Passionnante soirée de musiques nouvelles et inventives hier à la Maroquinerie avec les Rennais de Trunks et le Toulousain Michel Cloup. Vous avez eu peur de venir à cause de l’alerte orange sur la Région Parisienne ? Pas de souci, on vous raconte !
Alors que Paris est – fait finalement rarissime – sous le coup d’une alerte orange à la neige et au verglas, ce sont les plus courageux – ou les plus mélomanes – qui arrivent à se rendre à la Maroquinerie ce soir, pour ce qui est, pour nous, la « reprise des hostilités musicales » après un arrêt d’un mois et un jour. Il fait dire que la double affiche est alléchante, surtout pour ceux qui comme nous, en ont plus qu’assez du post-punk revivaliste à toutes les sauces, qui devient une véritable malédiction : il y a d’abord les avant-gardistes virtuoses de Trunks, suivi par le forcené et engagé Michel Cloup, deux formations qui ne courent pas sur les sentiers battus, deux autres bonnes raisons de célébrer l’excellente santé du Rock français !

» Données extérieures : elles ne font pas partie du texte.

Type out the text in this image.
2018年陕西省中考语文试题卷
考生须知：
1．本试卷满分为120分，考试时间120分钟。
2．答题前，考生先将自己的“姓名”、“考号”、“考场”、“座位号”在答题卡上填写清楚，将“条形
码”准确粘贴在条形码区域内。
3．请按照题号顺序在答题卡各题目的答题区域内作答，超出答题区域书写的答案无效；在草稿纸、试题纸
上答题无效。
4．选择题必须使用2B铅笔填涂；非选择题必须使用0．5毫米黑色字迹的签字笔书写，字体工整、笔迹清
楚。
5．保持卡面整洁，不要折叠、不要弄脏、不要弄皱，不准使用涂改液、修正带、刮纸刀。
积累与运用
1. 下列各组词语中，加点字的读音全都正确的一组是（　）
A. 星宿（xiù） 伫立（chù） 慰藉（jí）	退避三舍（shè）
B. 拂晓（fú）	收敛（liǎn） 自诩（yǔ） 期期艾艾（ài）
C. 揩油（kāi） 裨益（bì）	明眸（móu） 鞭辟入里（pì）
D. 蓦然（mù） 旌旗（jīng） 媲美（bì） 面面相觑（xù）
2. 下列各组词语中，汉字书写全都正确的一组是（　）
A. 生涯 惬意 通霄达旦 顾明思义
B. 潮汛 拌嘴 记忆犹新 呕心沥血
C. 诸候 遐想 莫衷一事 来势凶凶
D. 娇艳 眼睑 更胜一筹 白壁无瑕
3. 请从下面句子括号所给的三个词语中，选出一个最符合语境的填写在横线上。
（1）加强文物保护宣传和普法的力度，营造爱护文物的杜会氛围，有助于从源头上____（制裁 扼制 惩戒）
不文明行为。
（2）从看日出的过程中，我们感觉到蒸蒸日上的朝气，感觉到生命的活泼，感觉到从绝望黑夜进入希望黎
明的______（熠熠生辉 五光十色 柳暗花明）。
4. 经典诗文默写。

20h00 : Même si, évidemment avec les conditions météo – et la concurrence de Slowdive qui fait salle pleine en même temps à la Cigale –, la Maro ne sera pas remplie, il y a suffisamment de monde, et de spectateurs enthousiastes pour que la soirée se passe bien, dans une atmosphère aussi passionnée qu’amicale. Le « supergroupe rennais » Trunks a sorti l’année dernière un bel album, we dust, quelque part entre post-rock, rock progressif, noise et free jazz, qu’ils défendront donc pendant une heure ce soir, avec brio. Car la virtuosité musicale sur scène est impressionnante : même s’il ne s’agit pas de distribuer des prix, on est bluffé par la subtilité de la batterie de Régis Boulard et par la force des interventions au saxo de Daniel Paboeuf. Les deux guitaristes – chacun d’un côté de la scène – nous tricotent des combinaisons imparables, et, dans le fond, pas très éclairée, la magnifique musicienne qu’est Laetitia Shériff fascine totalement le public, à la basse et au chant.

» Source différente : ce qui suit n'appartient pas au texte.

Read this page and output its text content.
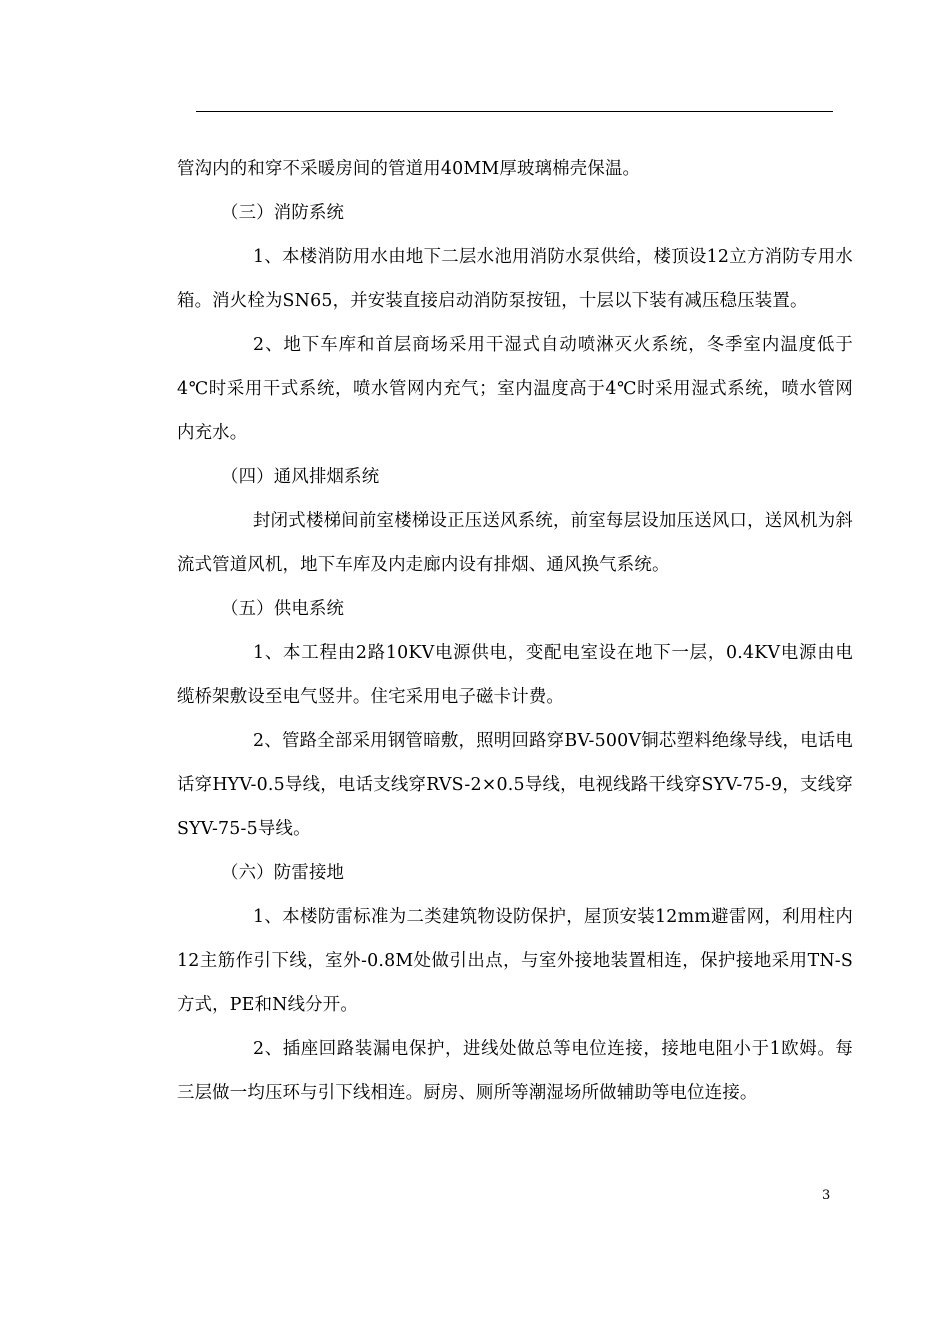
管沟内的和穿不采暖房间的管道用40MM厚玻璃棉壳保温。

（三）消防系统

1、本楼消防用水由地下二层水池用消防水泵供给，楼顶设12立方消防专用水箱。消火栓为SN65，并安装直接启动消防泵按钮，十层以下装有减压稳压装置。

2、地下车库和首层商场采用干湿式自动喷淋灭火系统，冬季室内温度低于4℃时采用干式系统，喷水管网内充气；室内温度高于4℃时采用湿式系统，喷水管网内充水。

（四）通风排烟系统

封闭式楼梯间前室楼梯设正压送风系统，前室每层设加压送风口，送风机为斜流式管道风机，地下车库及内走廊内设有排烟、通风换气系统。

（五）供电系统

1、本工程由2路10KV电源供电，变配电室设在地下一层，0.4KV电源由电缆桥架敷设至电气竖井。住宅采用电子磁卡计费。

2、管路全部采用钢管暗敷，照明回路穿BV-500V铜芯塑料绝缘导线，电话电话穿HYV-0.5导线，电话支线穿RVS-2×0.5导线，电视线路干线穿SYV-75-9，支线穿SYV-75-5导线。

（六）防雷接地

1、本楼防雷标准为二类建筑物设防保护，屋顶安装12mm避雷网，利用柱内12主筋作引下线，室外-0.8M处做引出点，与室外接地装置相连，保护接地采用TN-S方式，PE和N线分开。

2、插座回路装漏电保护，进线处做总等电位连接，接地电阻小于1欧姆。每三层做一均压环与引下线相连。厨房、厕所等潮湿场所做辅助等电位连接。

3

Après une introduction qui permet au groupe de montrer qu’il sait impeccablement monter en intensité, l’heure impartie à Trunks va leur permettre de nous offrir un set extrêmement varié, avec des morceaux oscillant entre l’abstraction la plus audacieuse et l’esprit « rock rennais » quasiment classique, avec, toujours, ces sonorités jazz apportées par Paboeuf et ces passages expérimentaux passionnants. Le son est magnifique, la complicité entre les musiciens et leur plaisir de jouer ensemble éclabousse toute la Maro, pendant ce voyage sonore impeccable.
S’il fallait regretter quelque chose, ce serait que Laetitia soit un peu en retrait, en dépit de ses plaisanteries, comme si elle manquait d’assurance malgré son charisme, et que le set ne se soit pas terminé par un retour à l’intensité du début, ce qui nous aurait bien ravis ! Mais là, c’est finalement notre ADN de rockers un peu bornés qui s’exprime, espérant toujours un paroxysme pour bien terminer un set !
… ce qui est une chose que Michel Cloup comprend bien et maîtrise : le Toulousain va nous gratifier d’un set d’une heure dix qui va peu à peu monter en puissance, et se terminer dans la violence cathartique de Lâcher prise, le bien nommé.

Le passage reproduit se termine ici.